Tender opens soon for Dounreay reactor demolition

11 August 2017

Companies are being invited to bid for a contract to demolish the Dounreay Materials Test Reactor (DMTR) in Scotland. A contract notice will appear in the Official Journal of the European Union for the project estimated to be worth around £7 million ($9 million) over three years. A contractor is expected to be appointed in the first half of 2018.

Dounreay Materials Test Reactor - 460 (Dounreay)
The Dounreay Materials Test Reactor (Image: DSRL)

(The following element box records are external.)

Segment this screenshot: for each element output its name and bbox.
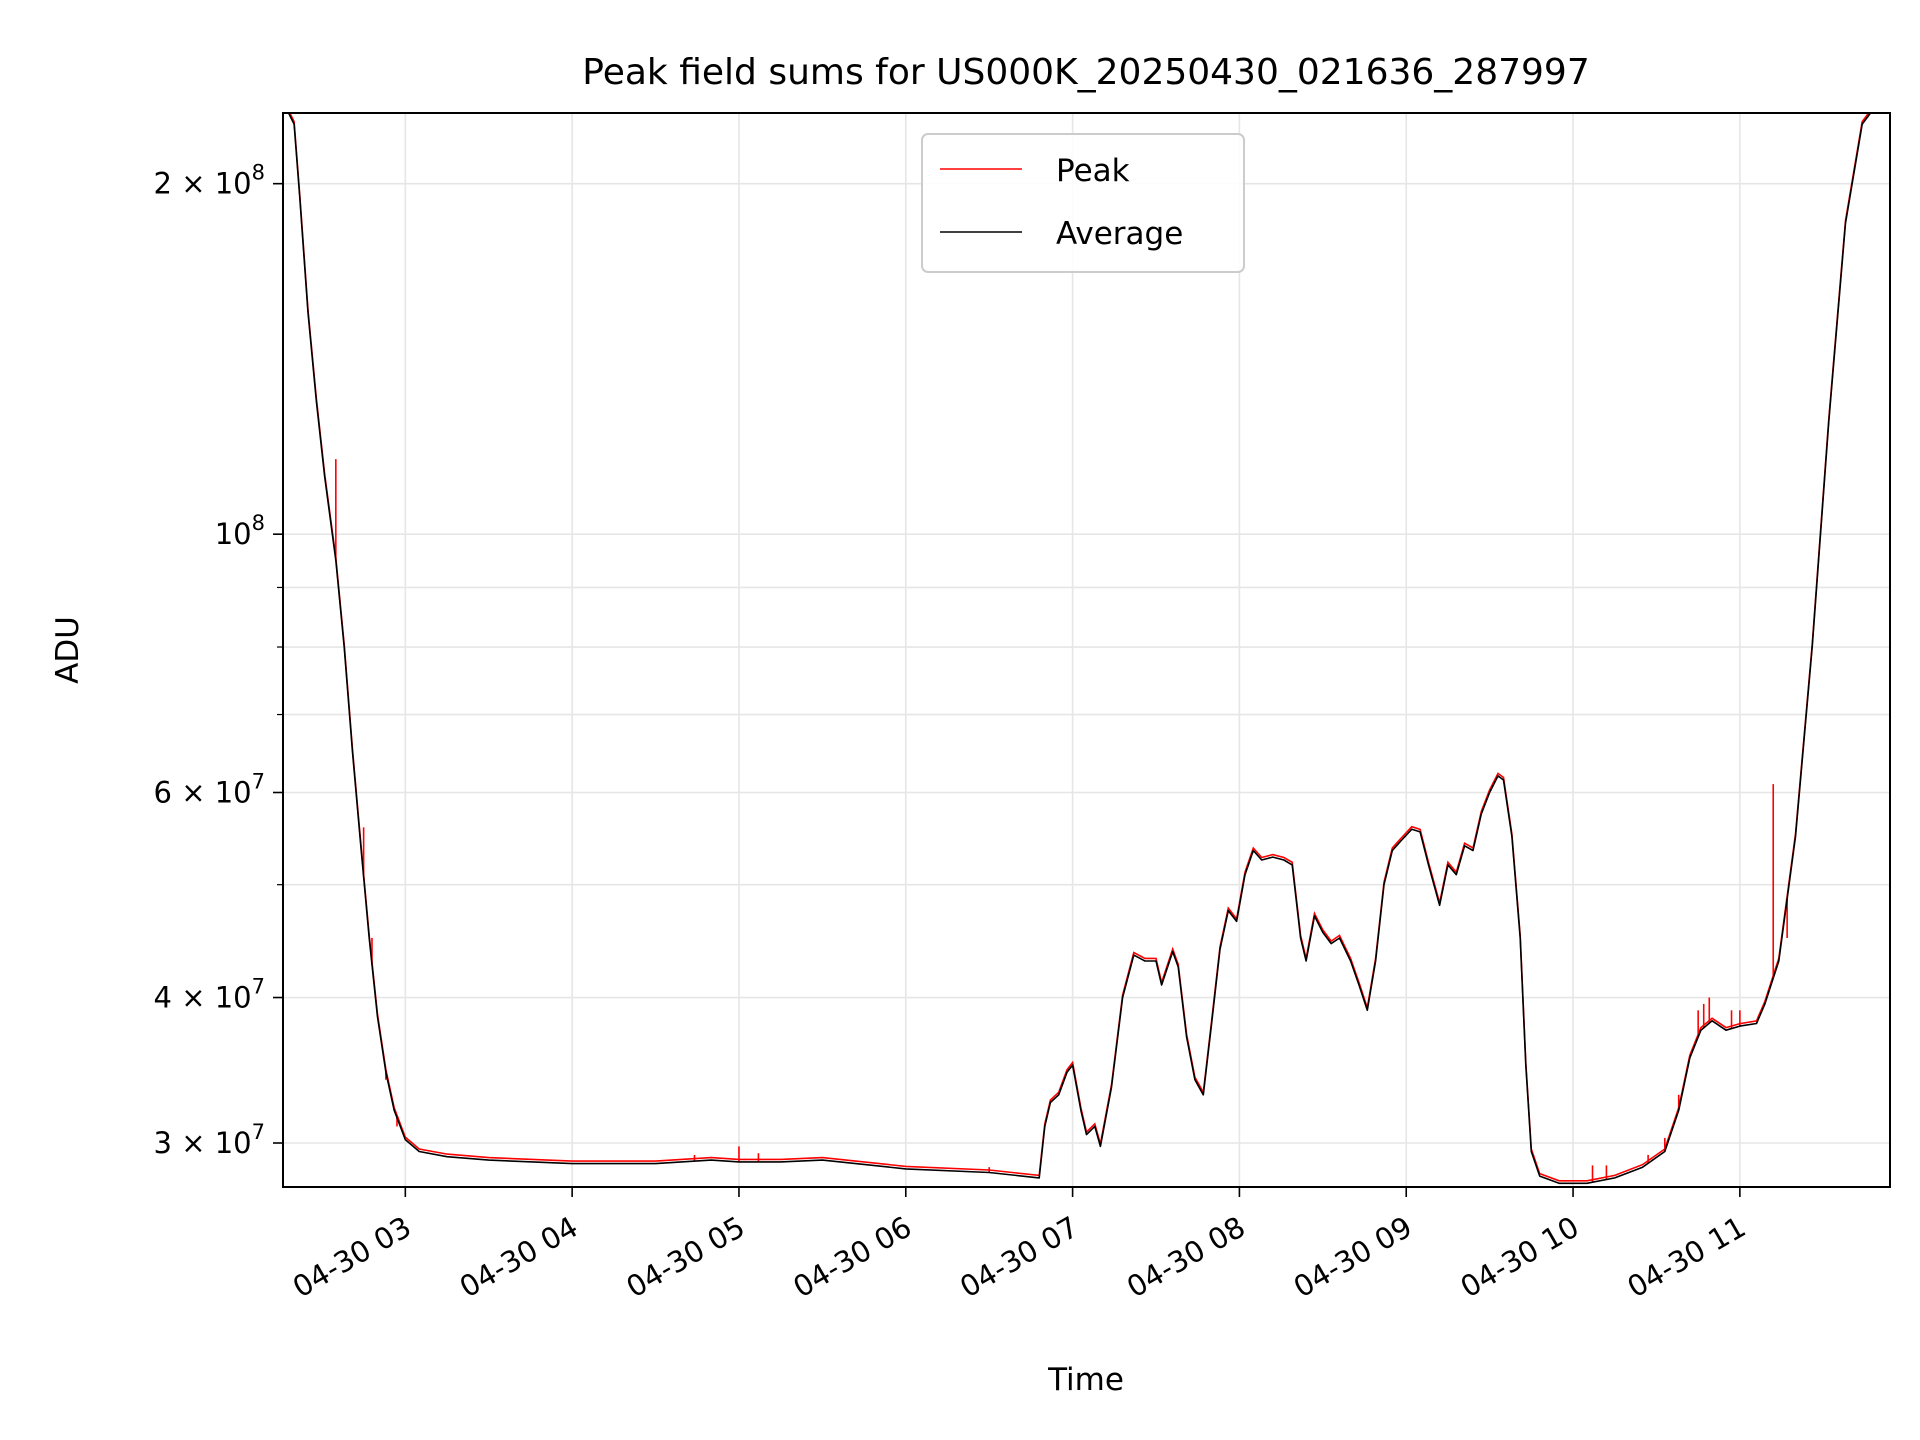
x-tick-label: 04-30 09 (1288, 1210, 1418, 1305)
legend-label-average: Average (1056, 216, 1183, 252)
axes-frame (282, 112, 1891, 1188)
series-line-average (287, 113, 1872, 1185)
y-axis: 2 × 108 108 6 × 107 4 × 107 3 × 107 (154, 161, 283, 1160)
x-tick-label: 04-30 08 (1121, 1210, 1251, 1305)
x-tick-label: 04-30 06 (787, 1210, 917, 1305)
series-line-peak (288, 113, 1870, 1182)
grid (283, 113, 1890, 1187)
y-tick-label: 6 × 107 (154, 769, 265, 809)
x-tick-label: 04-30 07 (954, 1210, 1084, 1305)
series-peak (288, 113, 1870, 1183)
y-tick-label: 3 × 107 (154, 1120, 265, 1160)
y-tick-label: 108 (215, 511, 265, 551)
series-average (287, 113, 1872, 1185)
x-axis: 04-30 03 04-30 04 04-30 05 04-30 06 04-30 07… (287, 1187, 1751, 1304)
legend: Peak Average (921, 133, 1245, 273)
chart-title: Peak field sums for US000K_20250430_0216… (582, 52, 1589, 93)
legend-label-peak: Peak (1056, 153, 1130, 189)
plot-area (287, 113, 1872, 1185)
y-tick-label: 2 × 108 (154, 161, 265, 201)
x-tick-label: 04-30 05 (621, 1210, 751, 1305)
y-axis-label: ADU (50, 616, 86, 684)
x-tick-label: 04-30 03 (287, 1210, 417, 1305)
x-axis-label: Time (1047, 1362, 1124, 1398)
y-tick-label: 4 × 107 (154, 975, 265, 1015)
x-tick-label: 04-30 04 (454, 1210, 584, 1305)
x-tick-label: 04-30 10 (1455, 1210, 1585, 1305)
x-tick-label: 04-30 11 (1621, 1210, 1751, 1305)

DMTR, which became Scotland's first operational reactor in 1958, tested the effects of irradiation on metals and was the only reactor on the site to use heavy water instead of liquid metal as a coolant. First criticality was achieved in a test rig known as ZETR (zero energy test reactor) located alongside DMTR on 13 August 1957.

Bill Lambie, project manager at Dounreay Site Restoration Limited (DSRL), said today: "This month we celebrate the 60th anniversary of the first criticality in Scotland, which took place in a temporary test rig. This was an historic moment because it put Dounreay on the map as the UK's centre of fast reactor research, and encouraged the local population to acquire scientific skills and abilities that have been associated with the area ever since."

DSRL is now poised to demolish its successor and the oldest reactor on the site. Lambie said: "The removal of DMTR from the skyline will be a significant step for Dounreay, and will be a real and visible sign of the decommissioning progress being made."

DSRL is the site licence company responsible for the clean-up and demolition of Britain's former centre of fast reactor research and development. It is a wholly-owned subsidiary of the Cavendish Dounreay Partnership Ltd, a consortium of Cavendish Nuclear, CH2M and AECOM. It is funded by the Nuclear Decommissioning Authority to deliver the site closure program.

Fuel was removed from DMTR soon after it shut down in 1969 and many of the surrounding facilities, including cooling towers, emergency control room and pipework have since been cleared out and demolished. The control room desk and panels were transferred to Caithness Horizons museum, in Thurso, in 2015, where they remain on display and the final support building is on track to be knocked down by the end of the year, DSRL said.

DMTR was built with steelwork weighing almost 600 tonnes and stands on foundations more than 25 metres in diameter.